Frank Hannon, Some Pieces of Black For Mr. Makovika, 2006, oil and watercolour on wood, 11 × 14 in.
Frank Hannon, Battersea Park 2001, 2005, collage and oil on wood, 10 × 14 in.
F. Hannon, J. Dahl Jurgensen, D. Noonan, 2006, installation view, Foxy Production, New York
David Noonan, Untitled, 2006, silkscreen on linen, framed: 38 × 30 in.

Foxy Production presents recent work by FRANK HANNON, JACOB DAHL JURGENSEN and DAVID NOONAN, three London-based artists who examine interconnections between memory, performance, and ritual. Making the known seem uncanny, they mix references and genres to explore how common practices and codes can determine notions of self.

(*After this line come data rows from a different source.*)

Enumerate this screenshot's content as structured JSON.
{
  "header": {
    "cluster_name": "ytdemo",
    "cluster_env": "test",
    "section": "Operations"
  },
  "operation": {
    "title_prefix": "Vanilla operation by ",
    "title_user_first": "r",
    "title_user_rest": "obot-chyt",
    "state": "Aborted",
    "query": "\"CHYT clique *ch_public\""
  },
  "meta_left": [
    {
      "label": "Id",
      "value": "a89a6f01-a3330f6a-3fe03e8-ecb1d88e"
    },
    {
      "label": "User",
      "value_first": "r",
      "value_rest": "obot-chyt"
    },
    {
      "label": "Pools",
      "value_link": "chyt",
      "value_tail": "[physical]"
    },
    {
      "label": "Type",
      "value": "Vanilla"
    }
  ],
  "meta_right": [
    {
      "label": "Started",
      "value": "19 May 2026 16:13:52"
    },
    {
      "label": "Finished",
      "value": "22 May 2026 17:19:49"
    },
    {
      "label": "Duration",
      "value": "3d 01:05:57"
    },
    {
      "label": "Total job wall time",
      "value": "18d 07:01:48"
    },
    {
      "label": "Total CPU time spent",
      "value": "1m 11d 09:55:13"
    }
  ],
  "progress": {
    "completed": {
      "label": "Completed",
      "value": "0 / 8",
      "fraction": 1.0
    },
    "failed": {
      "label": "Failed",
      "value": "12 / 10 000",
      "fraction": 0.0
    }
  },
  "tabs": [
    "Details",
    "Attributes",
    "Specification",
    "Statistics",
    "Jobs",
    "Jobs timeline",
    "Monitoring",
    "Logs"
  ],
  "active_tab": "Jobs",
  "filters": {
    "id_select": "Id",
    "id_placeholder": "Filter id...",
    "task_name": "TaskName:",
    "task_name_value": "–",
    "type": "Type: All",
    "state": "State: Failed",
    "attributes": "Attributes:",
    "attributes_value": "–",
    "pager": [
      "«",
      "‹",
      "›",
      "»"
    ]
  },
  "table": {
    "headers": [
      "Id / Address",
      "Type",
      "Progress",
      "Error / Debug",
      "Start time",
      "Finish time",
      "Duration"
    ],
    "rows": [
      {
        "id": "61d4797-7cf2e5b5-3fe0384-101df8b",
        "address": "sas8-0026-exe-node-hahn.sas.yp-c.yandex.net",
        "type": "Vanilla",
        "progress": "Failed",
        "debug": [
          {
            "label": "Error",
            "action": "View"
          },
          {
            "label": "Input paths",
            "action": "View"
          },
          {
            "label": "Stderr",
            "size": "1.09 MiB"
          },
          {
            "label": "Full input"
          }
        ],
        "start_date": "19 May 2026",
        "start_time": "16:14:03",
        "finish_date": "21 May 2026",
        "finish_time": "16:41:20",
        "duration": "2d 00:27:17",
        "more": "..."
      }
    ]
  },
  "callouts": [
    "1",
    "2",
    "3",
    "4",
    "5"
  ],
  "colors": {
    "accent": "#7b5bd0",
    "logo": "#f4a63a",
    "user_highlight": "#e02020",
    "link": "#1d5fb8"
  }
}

Frank Hannon, in his first New York exhibition, presents My Name Is Milton, a sound-sculpture that on first glance resembles a tribal totem. Featuring monochromatic paper scales, and a recording of “Paradise Lost” read in a London pub, the work paradoxically evokes a contemporary but lost time, like a relic of the present. It considers how communal memory is maintained, and how personal stories inter-relate with accepted histories. Hannon also presents two collages, comprising layer upon layer of paper, canvas and paint, with historical images and the repeated scale motif. Creating a dialogue between abstraction and figuration, they express the tension between individual and group mythologies.

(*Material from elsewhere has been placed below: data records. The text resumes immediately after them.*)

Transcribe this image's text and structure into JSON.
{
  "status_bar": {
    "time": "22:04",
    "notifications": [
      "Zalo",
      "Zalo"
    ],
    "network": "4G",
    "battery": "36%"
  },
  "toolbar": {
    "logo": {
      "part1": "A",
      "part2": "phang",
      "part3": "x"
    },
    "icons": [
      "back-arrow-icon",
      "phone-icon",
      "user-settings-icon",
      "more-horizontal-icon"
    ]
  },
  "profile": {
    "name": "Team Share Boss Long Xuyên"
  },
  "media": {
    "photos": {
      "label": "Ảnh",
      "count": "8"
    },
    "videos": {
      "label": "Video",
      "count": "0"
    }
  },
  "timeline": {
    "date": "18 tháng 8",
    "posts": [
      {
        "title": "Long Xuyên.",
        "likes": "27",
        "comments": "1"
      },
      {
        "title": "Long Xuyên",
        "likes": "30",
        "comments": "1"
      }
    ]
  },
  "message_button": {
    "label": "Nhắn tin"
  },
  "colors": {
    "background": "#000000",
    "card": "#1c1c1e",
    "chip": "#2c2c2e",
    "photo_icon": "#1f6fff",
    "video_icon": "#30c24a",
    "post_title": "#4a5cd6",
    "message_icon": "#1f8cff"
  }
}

Jacob Dahl Jürgensen, also in his first New York exhibition, presents a large geometric sculpture, comprising thin black strips of wood secured with twine and laced with multi-colored bunting. With an almost gravity defying lightness, the work resembles the skeletal remnants of an arcane public ritual. Simultaneously festive and dark, it alludes to the ways shared customs or protocols can bear upon the individual and shape consciousness. A smaller geometric sculpture, a kite-like tetrahedron constructed from wood, vinyl and string, recalls and re-contextualizes Buckminster Fuller’s designs and his positivist belief in the social role art and technology.

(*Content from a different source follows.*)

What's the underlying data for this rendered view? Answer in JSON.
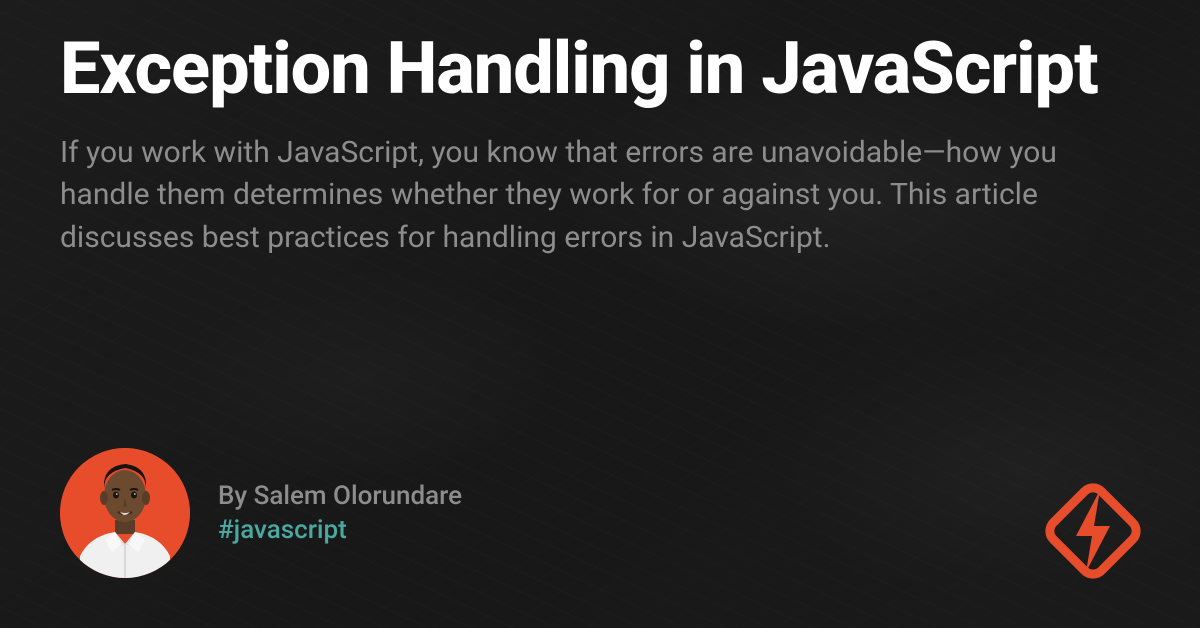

David Noonan presents a series of screen-prints on canvas of superimposed images that seem to have been gleaned from old drama magazines, and nature and history books. Exploring the experience of memory, Noonan dissolves image into image, like the over-determined symbols of restless dreams. The works suggest narratives of desire, violence, or celebration that have been filtered through the mannered representations of the theatre. These affecting and highly original mise en scènes can trigger a nostalgic response that is underscored by the formality of the individual images. Noonan constructs an emotional struggle between personal stories and imposed histories.